Edition no. 738/2300
Accompanied by the original mint-condition publisher's box and plate stand
Working with seductive commercial materials (such as the high-chromium stainless steel of his unique large-scale Balloon Dogs, or his vinyl inflatables), Koons turns banal objects into icons of high art. Famous for creating large Balloon Dogs in Blue, Magenta, Red, Orange, and Yellow, Koons produces sculpture that seems to defy gravity and appear weightless. His “Orange Balloon Dog” sold at Christie’s in November 2013 for a record high of $58.4 million, becoming the most expensive work of art by a living artist ever sold at auction.

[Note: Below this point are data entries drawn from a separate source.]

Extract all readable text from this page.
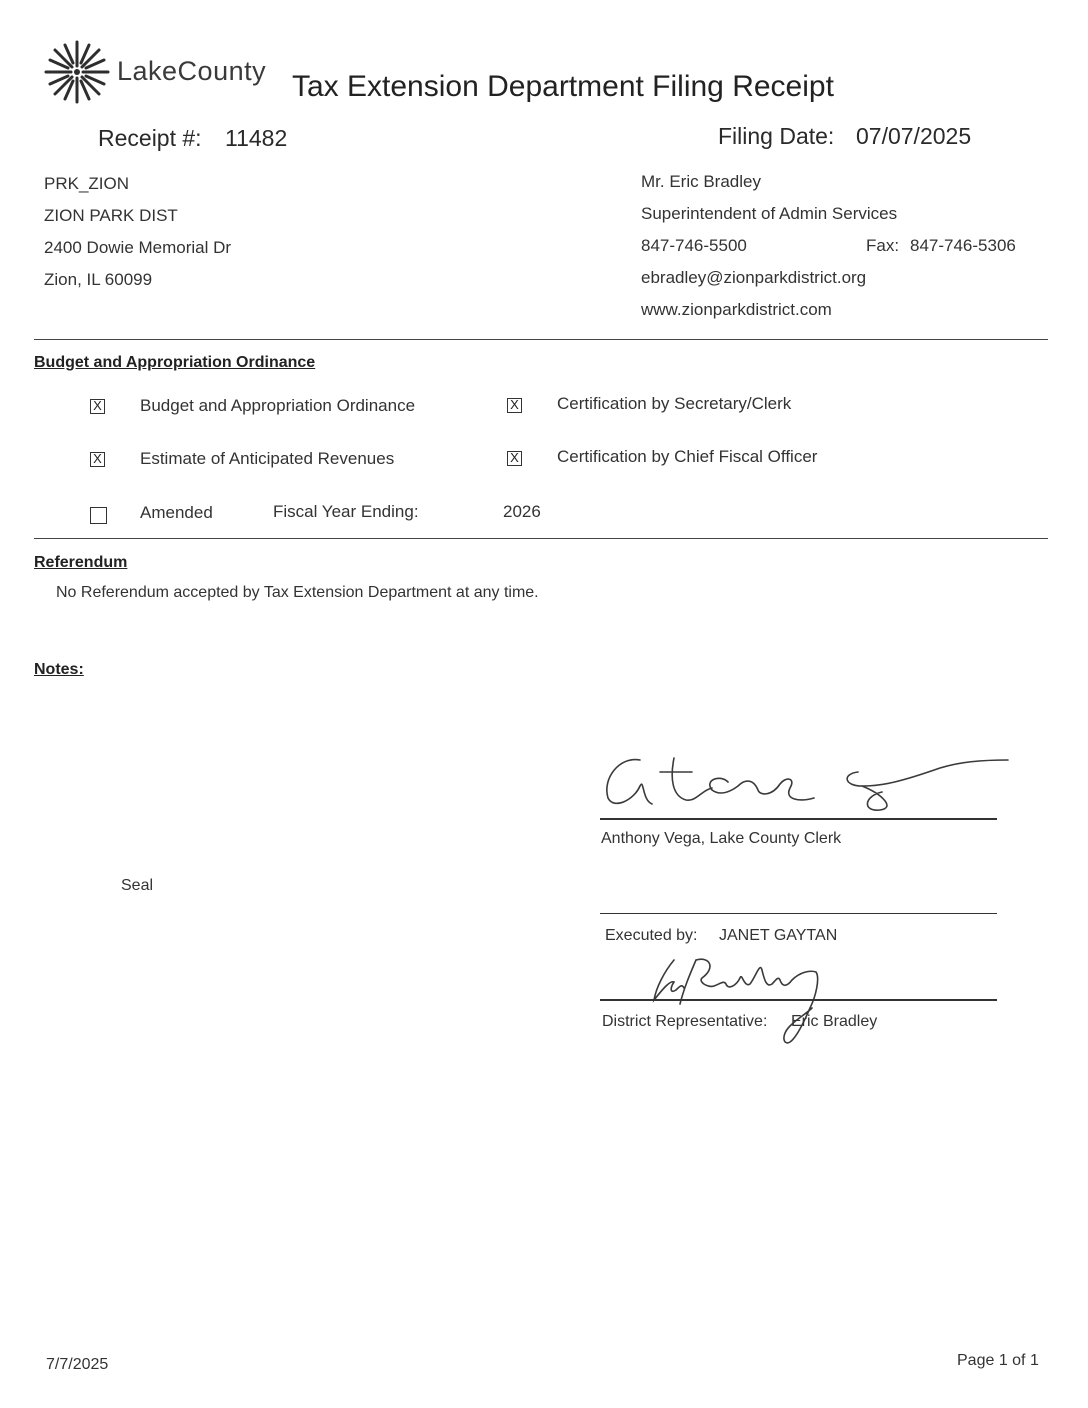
LakeCounty Tax Extension Department Filing Receipt
Receipt #: 11482	Filing Date: 07/07/2025
PRK_ZION
ZION PARK DIST
2400 Dowie Memorial Dr
Zion, IL 60099
Mr. Eric Bradley
Superintendent of Admin Services
847-746-5500	Fax: 847-746-5306
ebradley@zionparkdistrict.org
www.zionparkdistrict.com
Budget and Appropriation Ordinance
X Budget and Appropriation Ordinance	X Certification by Secretary/Clerk
X Estimate of Anticipated Revenues	X Certification by Chief Fiscal Officer
Amended	Fiscal Year Ending:	2026
Referendum
No Referendum accepted by Tax Extension Department at any time.
Notes:
Anthony Vega, Lake County Clerk
Seal
Executed by: JANET GAYTAN
District Representative: Eric Bradley
7/7/2025	Page 1 of 1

In 1995, Balloon Dog (Red) became the first of Jeff Koons’ iconic Balloon Dogs to be produced as a small-scale work, commercially viable in a way that his monumental works could have been. Now ubiquitous in pop culture, Koons’ Balloon Dogs have become no less than famous, each iteration serving as a tongue-in-cheek signifier of artistic fame and monetary success. Koons first began to create large-scale Balloon Dogs as part of his “Celebration” series, for which he borrowed imagery from the quintessential American childhood—in this case, the work of a birthday party clown—with the aim of recreating rare moments of innocence and fun. Balloon Dog (Red) was editioned beginning in 1995; blue versions were editioned beginning in 2002, while yellow and magenta editions, significantly smaller in size, were not in production until 2015 and 2016, respectively. The red and blue iterations were published by the Museum of Contemporary Art, Los Angeles, while magenta and yellow were published by the porcelain manufacturer Bernardaud in Limoges, France. The edition is comprised of 2300 plus 50 Artist Proofs. As part of the earliest edition, this Balloon Dog (Red) is among the most desirable examples of Koons’ attainable works. As the artist notes:
“Balloon Dog is a very optimistic piece, it’s a balloon that a clown would have maybe twist for you at a birthday party. But at the same time there’s the profoundness of an archaic sculpture. The piece has an interior life while the reflective exterior surface affirms the viewer through their reflection. The porcelain only accentuates the sexuality of the piece. For Balloon Dog (Yellow), it’s been a pleasure working with Bernardaud, who proudly work with only the finest materials, innovative processes, and artisan talent. Their experience in porcelain dates back 150 years. Since the creation of Balloon Dog (Red) and Balloon Dog (Blue), The Museum of Contemporary Art, Los Angeles, has been involved in the distribution of the editions so I’m pleased to partner with MOCA to be supportive of their endeavors.”